5 Spring Whitetail Habitat Tips for Every Hunter
From scouting to deer habitat activities to shooting your bow, there are some very important deer hunting and deer habitat activities that you need to accomplish in the spring. Whitetail guru and habitat design specialist, Jeff Sturgis, of Whitetail Habitat Solutions, outlines 5 land management habitat tips all whitetail hunters should adopt in the spring to become a better hunter in the fall.
Scouting is something that should be done year-round by serious hunters, as terrain and conditions are changing all of the time on the land that we hunt. Spring is when it’s especially crucial. Another season is right around the corner, and the preparation starts as early as spring. Using your HuntWise Markers is crucial when scouting during the off-season. These markers allow you to more easily see when buck signs have changed. If your are constantly taking notes of any changes in rubs, scrapes, and licking branches near your stand, your hunts for the upcoming season are most likely going to be more successful.
#1 Create a Whitetail Waterhole
In May, a whitetail waterhole can be the perfect addition to a whitetail habitat and a very powerful attraction to your target buck come fall.
The conditions that support a waterhole are locations where deer are bedded dry all day feeding on woody brows, shrub tips, and briars. A whitetail waterhole thrives in the dry space between day bedding and evening food sources.
Sturgis suggests creating a waterhole with a 100-gallon stock or cattle tank in a shaded location so the water does not evaporate. Let mother nature do some of the work by putting a tank into the ground before May. Heavy rains of early spring will help fill the waterhole.
#2 Get Invasive and Explore Your Hunt Area
To Sturgis, spring is “the perfect time to be invasive in your woods.” This means, that if you spook deer, there are many months of forgiveness ahead before hunting season rolls around. Throughout the spring, there are little to no leaves or bugs, thus, you can learn the lay of the land. In the field, use HuntWise to drop pins in locations where you find buck signs and look in thick areas where the landscape is filled with shrubs and briars you can’t see through.
Thick vegetation is appealing to deer because it provides high cover. In thick cover, there will be high concentration rubs and scrapes. Within these locations mark points and learn why deer move and choose specific locations over others. Largely, scrape locations are indicative of where bucks will be in the fall and should inform where you hunt.
Over time, marking spring deer movement and signs can help you understand why deer choose a location in the summer, fall, or winter.
#3 Find Fall Rubs and Determine Fall Patterns
With leaves on the ground, spring is the perfect time to scout for rubs and scrapes.

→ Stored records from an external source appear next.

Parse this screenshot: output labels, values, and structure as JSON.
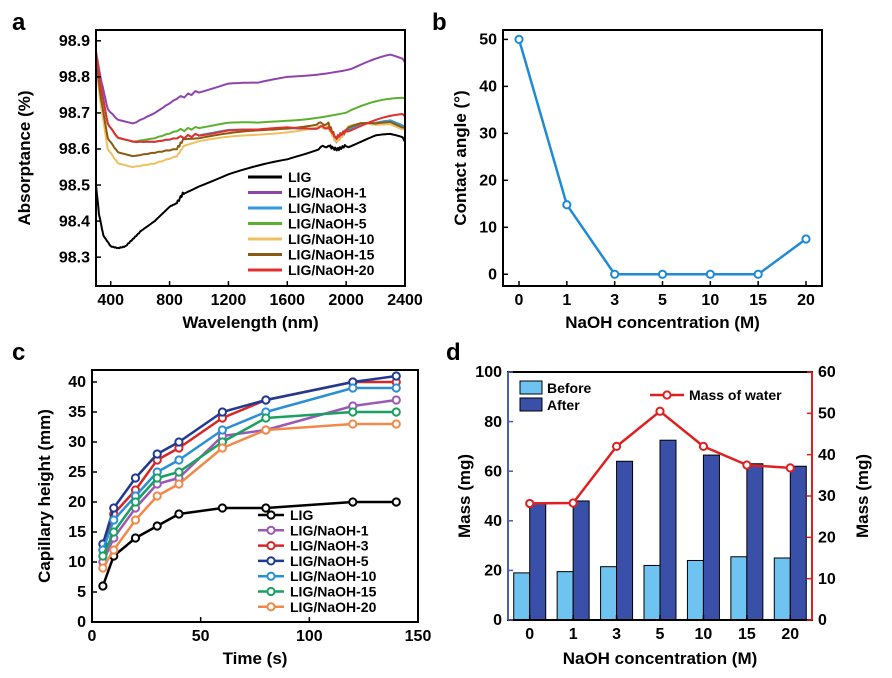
{
  "panels": {
    "a": "a",
    "b": "b",
    "c": "c",
    "d": "d"
  },
  "chart_data": [
    {
      "panel": "a",
      "type": "line",
      "xlabel": "Wavelength (nm)",
      "ylabel": "Absorptance (%)",
      "xlim": [
        300,
        2400
      ],
      "ylim": [
        98.22,
        98.93
      ],
      "xticks": [
        400,
        800,
        1200,
        1600,
        2000,
        2400
      ],
      "yticks": [
        98.3,
        98.4,
        98.5,
        98.6,
        98.7,
        98.8,
        98.9
      ],
      "legend_position": "bottom-right",
      "series": [
        {
          "name": "LIG",
          "color": "#000000",
          "x": [
            300,
            320,
            350,
            400,
            450,
            500,
            550,
            600,
            700,
            800,
            850,
            880,
            900,
            1000,
            1200,
            1400,
            1600,
            1800,
            1880,
            1920,
            1950,
            2000,
            2100,
            2200,
            2300,
            2400
          ],
          "y": [
            98.5,
            98.42,
            98.36,
            98.33,
            98.325,
            98.33,
            98.35,
            98.37,
            98.4,
            98.44,
            98.45,
            98.47,
            98.48,
            98.5,
            98.53,
            98.55,
            98.57,
            98.6,
            98.61,
            98.6,
            98.6,
            98.61,
            98.62,
            98.63,
            98.63,
            98.62
          ]
        },
        {
          "name": "LIG/NaOH-1",
          "color": "#8e44ad",
          "x": [
            300,
            330,
            380,
            450,
            550,
            700,
            850,
            1000,
            1200,
            1400,
            1600,
            1800,
            2000,
            2200,
            2300,
            2400
          ],
          "y": [
            98.87,
            98.8,
            98.71,
            98.68,
            98.67,
            98.7,
            98.74,
            98.76,
            98.78,
            98.78,
            98.8,
            98.81,
            98.82,
            98.84,
            98.85,
            98.84
          ]
        },
        {
          "name": "LIG/NaOH-3",
          "color": "#3498db",
          "x": [
            300,
            330,
            380,
            450,
            550,
            700,
            850,
            1000,
            1200,
            1400,
            1600,
            1800,
            1880,
            1930,
            1960,
            2000,
            2100,
            2200,
            2300,
            2400
          ],
          "y": [
            98.86,
            98.78,
            98.67,
            98.63,
            98.62,
            98.62,
            98.63,
            98.64,
            98.65,
            98.65,
            98.66,
            98.66,
            98.66,
            98.62,
            98.63,
            98.65,
            98.66,
            98.66,
            98.67,
            98.66
          ]
        },
        {
          "name": "LIG/NaOH-5",
          "color": "#5bb030",
          "x": [
            300,
            330,
            380,
            450,
            550,
            700,
            850,
            1000,
            1200,
            1400,
            1600,
            1800,
            2000,
            2200,
            2300,
            2400
          ],
          "y": [
            98.86,
            98.78,
            98.67,
            98.63,
            98.62,
            98.63,
            98.65,
            98.66,
            98.67,
            98.67,
            98.68,
            98.69,
            98.7,
            98.72,
            98.73,
            98.74
          ]
        },
        {
          "name": "LIG/NaOH-10",
          "color": "#f0c060",
          "x": [
            300,
            330,
            380,
            450,
            550,
            700,
            850,
            900,
            1000,
            1200,
            1400,
            1600,
            1800,
            1880,
            1930,
            1960,
            2000,
            2100,
            2200,
            2300,
            2400
          ],
          "y": [
            98.84,
            98.73,
            98.6,
            98.56,
            98.55,
            98.56,
            98.58,
            98.61,
            98.62,
            98.63,
            98.64,
            98.65,
            98.66,
            98.66,
            98.62,
            98.63,
            98.65,
            98.66,
            98.66,
            98.67,
            98.66
          ]
        },
        {
          "name": "LIG/NaOH-15",
          "color": "#8b5a10",
          "x": [
            300,
            330,
            380,
            450,
            550,
            700,
            850,
            900,
            1000,
            1200,
            1400,
            1600,
            1800,
            1880,
            1930,
            1960,
            2000,
            2100,
            2200,
            2300,
            2400
          ],
          "y": [
            98.85,
            98.75,
            98.63,
            98.59,
            98.58,
            98.59,
            98.6,
            98.63,
            98.63,
            98.64,
            98.65,
            98.66,
            98.67,
            98.67,
            98.63,
            98.64,
            98.65,
            98.66,
            98.66,
            98.67,
            98.66
          ]
        },
        {
          "name": "LIG/NaOH-20",
          "color": "#e03030",
          "x": [
            300,
            330,
            380,
            450,
            550,
            700,
            850,
            1000,
            1200,
            1400,
            1600,
            1800,
            1880,
            1930,
            1960,
            2000,
            2100,
            2200,
            2300,
            2400
          ],
          "y": [
            98.87,
            98.78,
            98.67,
            98.63,
            98.62,
            98.62,
            98.63,
            98.64,
            98.65,
            98.65,
            98.66,
            98.66,
            98.66,
            98.63,
            98.64,
            98.65,
            98.66,
            98.67,
            98.68,
            98.69
          ]
        }
      ]
    },
    {
      "panel": "b",
      "type": "line",
      "xlabel": "NaOH concentration (M)",
      "ylabel": "Contact angle (°)",
      "categories": [
        "0",
        "1",
        "3",
        "5",
        "10",
        "15",
        "20"
      ],
      "ylim": [
        -2.5,
        52
      ],
      "yticks": [
        0,
        10,
        20,
        30,
        40,
        50
      ],
      "series": [
        {
          "name": "",
          "color": "#1f8ad6",
          "values": [
            50,
            14.8,
            0,
            0,
            0,
            0,
            7.5
          ]
        }
      ]
    },
    {
      "panel": "c",
      "type": "line",
      "xlabel": "Time (s)",
      "ylabel": "Capillary height (mm)",
      "xlim": [
        0,
        150
      ],
      "ylim": [
        0,
        42
      ],
      "xticks": [
        0,
        50,
        100,
        150
      ],
      "yticks": [
        0,
        5,
        10,
        15,
        20,
        25,
        30,
        35,
        40
      ],
      "legend_position": "bottom-right",
      "series": [
        {
          "name": "LIG",
          "color": "#000000",
          "x": [
            5,
            10,
            20,
            30,
            40,
            60,
            80,
            120,
            140
          ],
          "y": [
            6,
            11,
            14,
            16,
            18,
            19,
            19,
            20,
            20
          ]
        },
        {
          "name": "LIG/NaOH-1",
          "color": "#9b59b6",
          "x": [
            5,
            10,
            20,
            30,
            40,
            60,
            80,
            120,
            140
          ],
          "y": [
            10,
            14,
            19,
            23,
            24,
            31,
            32,
            36,
            37
          ]
        },
        {
          "name": "LIG/NaOH-3",
          "color": "#d62728",
          "x": [
            5,
            10,
            20,
            30,
            40,
            60,
            80,
            120,
            140
          ],
          "y": [
            12,
            18,
            22,
            27,
            29,
            34,
            37,
            40,
            40
          ]
        },
        {
          "name": "LIG/NaOH-5",
          "color": "#1f3a93",
          "x": [
            5,
            10,
            20,
            30,
            40,
            60,
            80,
            120,
            140
          ],
          "y": [
            13,
            19,
            24,
            28,
            30,
            35,
            37,
            40,
            41
          ]
        },
        {
          "name": "LIG/NaOH-10",
          "color": "#2b8fd6",
          "x": [
            5,
            10,
            20,
            30,
            40,
            60,
            80,
            120,
            140
          ],
          "y": [
            12,
            17,
            21,
            25,
            27,
            32,
            35,
            39,
            39
          ]
        },
        {
          "name": "LIG/NaOH-15",
          "color": "#1aa060",
          "x": [
            5,
            10,
            20,
            30,
            40,
            60,
            80,
            120,
            140
          ],
          "y": [
            11,
            15,
            20,
            24,
            25,
            30,
            34,
            35,
            35
          ]
        },
        {
          "name": "LIG/NaOH-20",
          "color": "#f08a4b",
          "x": [
            5,
            10,
            20,
            30,
            40,
            60,
            80,
            120,
            140
          ],
          "y": [
            9,
            12,
            17,
            21,
            23,
            29,
            32,
            33,
            33
          ]
        }
      ]
    },
    {
      "panel": "d",
      "type": "bar",
      "xlabel": "NaOH concentration (M)",
      "ylabel": "Mass (mg)",
      "ylabel_right": "Mass (mg)",
      "categories": [
        "0",
        "1",
        "3",
        "5",
        "10",
        "15",
        "20"
      ],
      "ylim": [
        0,
        100
      ],
      "yticks": [
        0,
        20,
        40,
        60,
        80,
        100
      ],
      "ylim_right": [
        0,
        60
      ],
      "yticks_right": [
        0,
        10,
        20,
        30,
        40,
        50,
        60
      ],
      "left_axis_color": "#4a5fb0",
      "right_axis_color": "#e02020",
      "series": [
        {
          "name": "Before",
          "color": "#6ec3f0",
          "values": [
            19,
            19.5,
            21.5,
            22,
            24,
            25.5,
            25
          ]
        },
        {
          "name": "After",
          "color": "#3a4fa8",
          "values": [
            47,
            48,
            64,
            72.5,
            66.5,
            63,
            62
          ]
        },
        {
          "name": "Mass of water",
          "color": "#e02020",
          "axis": "right",
          "values": [
            28.2,
            28.3,
            42,
            50.5,
            42,
            37.5,
            36.8
          ]
        }
      ]
    }
  ]
}
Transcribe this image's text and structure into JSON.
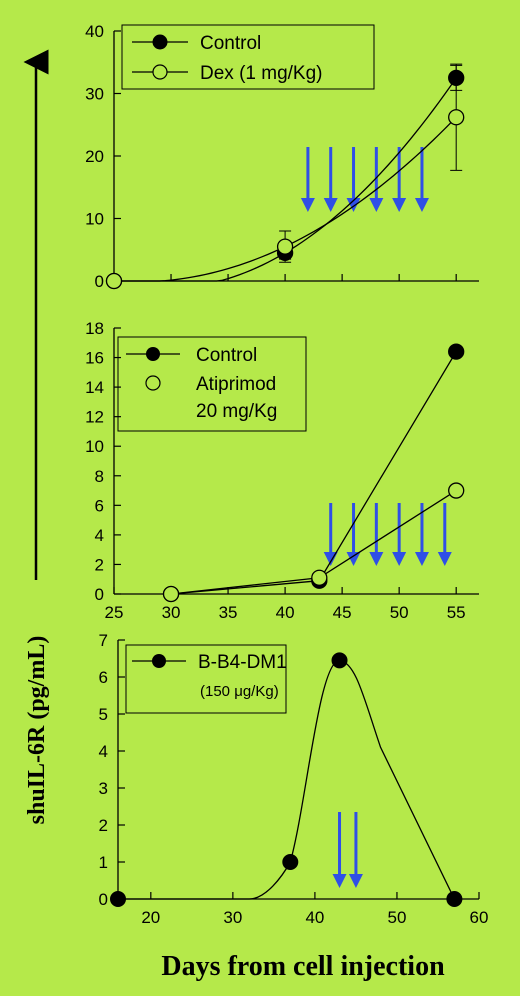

However, to Sturgis, “not every rub is created equal.” When scouting for rubs, you must be able to determine whether a rub originated before, during, or after the hunting season.
Across the majority of the country, the leaf drop takes place from late October to early November. If shavings from the rub are underneath the leaves, the rub is from the summer or early season. If the shavings are on top of the leaves, the rub indicates peak season activity.
For bucks, there is a giant summer transition from summer to fall patterns and habitats. Often, in early September, as bucks are exiting velvet, their initial, early season rubs may have nothing to do with where they are in the fall’s peak season. In this way, a buck’s fall habitat may be a mile away from their summer habitat.
#4 E-Scout Hunt Areas Before Hitting the Woods
“Part of your springtime scouting begins on the couch.” E-scouting your hunting land in the spring pays major dividends in the fall season. In searching for areas where you can successfully hunt bucks, look for food sources, bedding areas, fall food sources, and bedding areas.
Most importantly, when looking for locations, consider access points where you can get in and out in the fall season without spooking deer. Sturgis urges hunters to look at e-scouting as a barbel with food and bedding on either side and access points and travel in-between.
The great thing about the springtime is there is no new growth, vegetation hasn’t taken place on the forest floor. In this way, it is much easier to find a tree to hang a treestand on later in the year. Through the spring, you can mark possible stand locations on your map with confidence because you found a trail with a connection to your habitat.
#5 Identify Whitetail Micromovements
On a daily basis, identify micromovements of deer patterns that take place during the fall.
No matter the location, there will always be a pattern. Once you look at the entire system, there is always an afternoon food source which the deer feed on every day, a doe bedding place, which is typically within 100 yards of the food source, if there is cover and a buck bedding area behind the does.
Observing this is important because if there is solid cover built from buck beds to doe beds and to food sources, then you have micromovement. If you can find these pieces and identify them, they are applicable to patterns in the fall.